El fiscal Sergio Céspedes informó que detectaron contradicciones en las declaraciones de Sandra Flores sobre el comportamiento y carácter de su esposo, el periodista David Niño de Guzmán, fallecido por una explosión de dinamita.
«En la prensa, la esposa dice que (su cónyuge) era temeroso de esos explosivos, sin embargo, se tiene información de que los explosivos habrían sido entregados (a Niño de Guzmán) en Uncía y que él los trasladó y los tenía en su domicilio.
Además comentó con algunos de sus amigos que tenía esos explosivos. ¿Eso qué significa?, que no es verdad que era temeroso, entonces por qué los portaba», se preguntó.

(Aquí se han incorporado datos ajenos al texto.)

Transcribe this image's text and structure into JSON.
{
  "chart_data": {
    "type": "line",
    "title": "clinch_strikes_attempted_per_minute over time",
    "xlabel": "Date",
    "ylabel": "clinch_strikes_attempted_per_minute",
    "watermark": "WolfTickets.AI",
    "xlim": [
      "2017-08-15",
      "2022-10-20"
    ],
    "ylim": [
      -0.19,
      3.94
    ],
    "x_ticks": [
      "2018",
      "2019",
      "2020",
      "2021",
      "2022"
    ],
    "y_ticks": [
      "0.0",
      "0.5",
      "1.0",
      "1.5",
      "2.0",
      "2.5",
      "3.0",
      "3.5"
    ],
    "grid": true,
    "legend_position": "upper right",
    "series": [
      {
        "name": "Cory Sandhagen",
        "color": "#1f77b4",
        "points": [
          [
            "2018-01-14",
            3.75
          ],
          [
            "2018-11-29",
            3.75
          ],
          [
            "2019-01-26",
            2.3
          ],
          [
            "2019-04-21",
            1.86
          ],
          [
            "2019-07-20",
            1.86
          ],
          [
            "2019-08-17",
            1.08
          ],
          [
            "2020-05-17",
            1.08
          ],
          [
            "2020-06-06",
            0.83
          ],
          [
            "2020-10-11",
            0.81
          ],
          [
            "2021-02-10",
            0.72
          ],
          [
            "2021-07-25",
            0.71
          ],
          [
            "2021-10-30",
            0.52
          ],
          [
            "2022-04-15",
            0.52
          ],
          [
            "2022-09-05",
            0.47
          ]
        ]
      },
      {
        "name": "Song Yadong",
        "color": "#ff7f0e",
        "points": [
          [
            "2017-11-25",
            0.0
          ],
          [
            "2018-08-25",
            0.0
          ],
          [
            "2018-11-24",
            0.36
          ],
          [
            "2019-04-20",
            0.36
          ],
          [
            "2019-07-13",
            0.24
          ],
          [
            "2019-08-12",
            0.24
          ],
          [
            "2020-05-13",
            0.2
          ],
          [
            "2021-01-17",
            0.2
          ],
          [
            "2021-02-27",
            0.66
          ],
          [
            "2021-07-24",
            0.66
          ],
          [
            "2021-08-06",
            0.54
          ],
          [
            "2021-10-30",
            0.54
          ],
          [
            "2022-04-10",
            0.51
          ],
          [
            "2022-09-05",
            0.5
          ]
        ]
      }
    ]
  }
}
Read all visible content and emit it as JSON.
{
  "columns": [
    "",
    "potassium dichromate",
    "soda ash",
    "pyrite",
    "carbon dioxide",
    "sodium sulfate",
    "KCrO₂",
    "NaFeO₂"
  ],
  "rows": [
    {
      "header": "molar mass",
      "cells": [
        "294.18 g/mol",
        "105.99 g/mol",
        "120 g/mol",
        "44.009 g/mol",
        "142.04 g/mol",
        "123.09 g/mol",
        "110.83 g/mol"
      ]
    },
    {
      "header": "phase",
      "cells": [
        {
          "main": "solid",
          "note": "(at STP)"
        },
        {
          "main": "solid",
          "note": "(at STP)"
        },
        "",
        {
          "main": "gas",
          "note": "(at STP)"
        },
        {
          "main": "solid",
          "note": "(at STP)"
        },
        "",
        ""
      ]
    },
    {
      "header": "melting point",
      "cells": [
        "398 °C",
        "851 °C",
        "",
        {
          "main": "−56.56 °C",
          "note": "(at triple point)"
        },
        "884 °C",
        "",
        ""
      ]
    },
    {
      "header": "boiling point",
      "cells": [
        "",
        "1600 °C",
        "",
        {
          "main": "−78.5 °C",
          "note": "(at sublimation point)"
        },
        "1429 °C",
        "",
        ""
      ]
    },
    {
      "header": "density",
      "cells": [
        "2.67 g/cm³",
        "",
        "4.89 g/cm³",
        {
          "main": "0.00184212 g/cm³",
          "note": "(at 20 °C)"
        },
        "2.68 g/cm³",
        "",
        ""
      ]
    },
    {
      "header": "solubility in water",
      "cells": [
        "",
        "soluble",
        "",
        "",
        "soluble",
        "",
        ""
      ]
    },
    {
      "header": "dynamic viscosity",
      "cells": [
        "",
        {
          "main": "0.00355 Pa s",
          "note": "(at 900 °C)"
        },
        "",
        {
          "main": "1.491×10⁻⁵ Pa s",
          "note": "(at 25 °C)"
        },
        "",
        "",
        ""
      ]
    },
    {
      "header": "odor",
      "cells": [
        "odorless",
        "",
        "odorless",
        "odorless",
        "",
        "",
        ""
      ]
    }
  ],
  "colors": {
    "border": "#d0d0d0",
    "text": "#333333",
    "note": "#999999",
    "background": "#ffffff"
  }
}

También dijo que escuchó declaraciones de la esposa en algunos canales de televisión en sentido de que su relación «era color de rosa», no obstante, añadió que se estableció que esa situación «no era tan cierta», según reportó la agencia ABI.
Por otra parte, la directora de la Unesco, Irina Bokova, deploró el deceso del periodista, ex jefe de Informaciones de la Agencia de Noticias Fides, y pidió a las autoridades bolivianas dilucidar lo ocurrido. Consideró que esclarecer «las circunstancias en que se produjo su muerte y castigar a sus responsables servirá para enviar un mensaje: que la libertad de expresión es un derecho inviolable».